Each of those companies, at one time, were considered absolutely dominant in their own markets and gradually lost those positions partially by focusing on the elegant engineering of their original product set and failing to recognize the point at which customers began to take that function for granted.
Once that happens—usually after Microsoft and a whole bunch of other companies offer a good-enough version of the same product—you have to offer customers more than just elegantly engineered basic functions and focus on what more you can do for them.
As a reporter covering the network operating system market in the mid-90s I spent a lot of time talking to Novell engineers about how much faster NetWare was than NT Server at file and print—the product and functions that built the company.
Customers already took file and print for granted, though; they wanted a server that did more than just file and print.

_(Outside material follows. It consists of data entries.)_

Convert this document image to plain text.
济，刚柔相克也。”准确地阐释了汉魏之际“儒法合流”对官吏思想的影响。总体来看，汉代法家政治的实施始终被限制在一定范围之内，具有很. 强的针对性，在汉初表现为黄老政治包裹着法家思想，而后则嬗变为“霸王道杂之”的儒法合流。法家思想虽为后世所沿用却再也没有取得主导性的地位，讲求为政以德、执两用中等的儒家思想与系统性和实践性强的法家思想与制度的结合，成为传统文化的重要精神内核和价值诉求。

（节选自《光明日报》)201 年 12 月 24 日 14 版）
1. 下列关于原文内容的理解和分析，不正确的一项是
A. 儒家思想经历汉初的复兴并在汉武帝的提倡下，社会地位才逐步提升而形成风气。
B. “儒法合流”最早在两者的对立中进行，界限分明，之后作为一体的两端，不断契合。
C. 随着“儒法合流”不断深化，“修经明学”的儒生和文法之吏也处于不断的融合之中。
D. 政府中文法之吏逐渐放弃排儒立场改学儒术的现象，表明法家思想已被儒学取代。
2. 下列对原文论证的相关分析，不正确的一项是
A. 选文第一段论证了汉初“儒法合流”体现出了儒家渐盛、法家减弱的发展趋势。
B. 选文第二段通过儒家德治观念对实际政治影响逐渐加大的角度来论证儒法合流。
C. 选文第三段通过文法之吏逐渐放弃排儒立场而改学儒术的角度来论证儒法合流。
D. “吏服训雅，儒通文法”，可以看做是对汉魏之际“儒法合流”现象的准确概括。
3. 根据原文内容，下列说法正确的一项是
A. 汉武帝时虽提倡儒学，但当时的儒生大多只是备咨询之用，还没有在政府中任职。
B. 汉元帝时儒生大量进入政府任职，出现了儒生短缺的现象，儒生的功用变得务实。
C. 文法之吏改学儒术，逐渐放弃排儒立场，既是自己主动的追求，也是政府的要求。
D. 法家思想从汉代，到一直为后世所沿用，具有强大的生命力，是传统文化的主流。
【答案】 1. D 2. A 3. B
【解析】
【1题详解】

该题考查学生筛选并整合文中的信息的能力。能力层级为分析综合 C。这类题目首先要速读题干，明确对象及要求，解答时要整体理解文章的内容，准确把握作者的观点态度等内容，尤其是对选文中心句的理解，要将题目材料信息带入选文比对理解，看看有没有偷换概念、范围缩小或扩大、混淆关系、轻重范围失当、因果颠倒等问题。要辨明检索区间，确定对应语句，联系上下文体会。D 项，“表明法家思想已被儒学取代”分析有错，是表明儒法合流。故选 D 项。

They wanted one that could run applications and connect them to the Internet and reduce the number of operating systems they had to deal with every day, even if it didn't do some things as quickly as NetWare.
But rather than demonstrate what else a customer could do with network management, groupware and other products that were bundled with the operating system, as Microsoft did, Novell focused on telling everyone how much better NetWare was than NT. Bad move.
VMware's showing signs of making the same mistake.
The most recent example is actually fairly excusable. As part of its most recent beta release, Microsoft posted a virtualization ROI/TCO calculator designed to show potential customers how cheap it will be to go with Microsoft's built-in, practically free virtualization server rather than VMware's.
The VMware folks have some good points in their overly detailed refutation; VMware has its own ROI/TCO tool, too. Microsoft appears to have distorted the licensing costs -- understating the cost of its own licenses and required add-ons, and inflating those of VMware.
It's not far down the rathole yet, but VMware is reacting to the promise of direct competition from Microsoft —and existing competition from every vendor that can squeeze a Xen hypervisor into its product bundles—by focusing on the past rather than the future.
VMware execs in the field are also quick to talk about how much more efficient VMware's hypervisor is, too.